I specifically have a bone to pick with linked lists. I don't know why it continues to be a staple in CS education, but in my opinion, it has use cases about as niche as Fibonacci heaps, tries, or order statistic trees, despite the nice theoretical guarantees. Case in point, in my 7 years of AoC experience, I've happened to need linked lists exactly once, but also order statistic trees exactly once, and AoC is already supposed to be designed in a way that elicits the most arcane data structures and algorithms. On the other hand, it practically goes against all other principles of good data structure design: avoid frequent allocations/deallocations, keep memory together, stay closer to compiler primitives, etc. The preface of the book Learn Rust With Entirely Too Many Linked Lists says it best:
We should all as a community say no to linked lists as a "standard" data structure. It's a fine data structure with several great use cases, but those use cases are exceptional, not common.
Followed by a detailed analysis of its pitfalls and the few cases where its use case is warranted. Assuming we are not sitting in an advanced systems programming class, I believe that the only reason for linked lists to continue to be taught is to demonstrate pointers and dynamic memory allocation, as well as to paint the idea that you can have multiple ways to do the same thing with tradeoffs—but there are much more viable alternatives, such as tree maps vs. hash maps since trees also involve pointer chasing.

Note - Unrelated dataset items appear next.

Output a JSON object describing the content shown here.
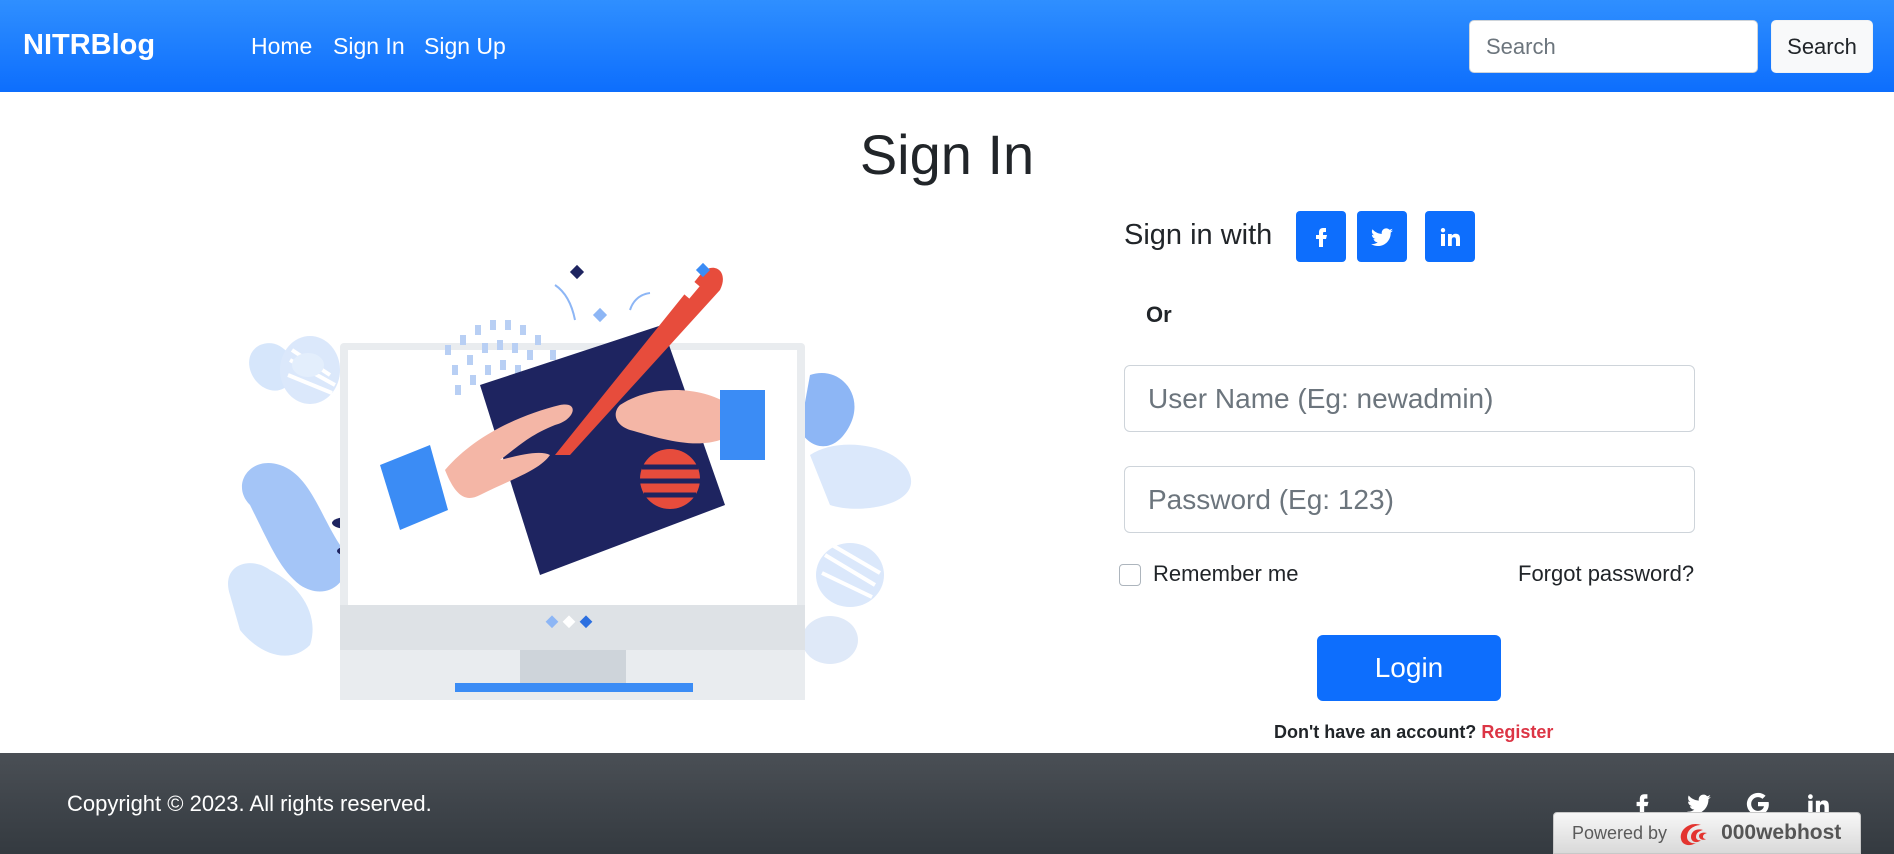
{
  "navbar": {
    "brand": "NITRBlog",
    "links": [
      "Home",
      "Sign In",
      "Sign Up"
    ],
    "search_placeholder": "Search",
    "search_button": "Search",
    "bg_color": "#0d6efd"
  },
  "main": {
    "title": "Sign In",
    "signin_with": "Sign in with",
    "social": [
      "facebook-icon",
      "twitter-icon",
      "linkedin-icon"
    ],
    "or": "Or",
    "username_placeholder": "User Name (Eg: newadmin)",
    "password_placeholder": "Password (Eg: 123)",
    "remember_label": "Remember me",
    "forgot_label": "Forgot password?",
    "login_label": "Login",
    "no_account_text": "Don't have an account?",
    "register_label": "Register",
    "accent_color": "#0d6efd",
    "register_color": "#dc3545"
  },
  "footer": {
    "copyright": "Copyright © 2023. All rights reserved.",
    "icons": [
      "facebook-icon",
      "twitter-icon",
      "google-icon",
      "linkedin-icon"
    ],
    "powered_by": "Powered by",
    "powered_brand": "000webhost"
  }
}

Finally, the emphasis on time complexity instills a real allergy towards so-called "NP-hard" algorithms. In my time spent on r/adventofcode, one of the common questions I see is "How do I do this? This looks like an NP-hard problem!" to which the response is often "NP will run reasonably fine for the input size of this problem". Indeed, while things like TSP and LP are NP-hard, heuristics, approximations, and special cases of these problems can often be solved efficiently in practice. Hence the following quote often cited in discussions of SAT solvers:
NP is the new P!
This is the opposite kind of tension between engineering and theory: when theory dismisses certain problems as intractable or infeasible, engineering is able to find practical solutions for real-world-relevant subsets of these problems. Nevertheless, the stigma around NP-hard problems demoralizes the unprimed before they even give it a try.
In conclusion, I think our introductory CS classes are painting the wrong picture of basic data structures and algorithms. If we want CS to be practical and applicable and not just remain as a few diagrams and formulae, we need to take a step forward and focus on the engineering realities. As I've said before: a principled, holistic, and nuanced understanding of various technical tradeoffs is much more important than the knowledge of factoids and implementations.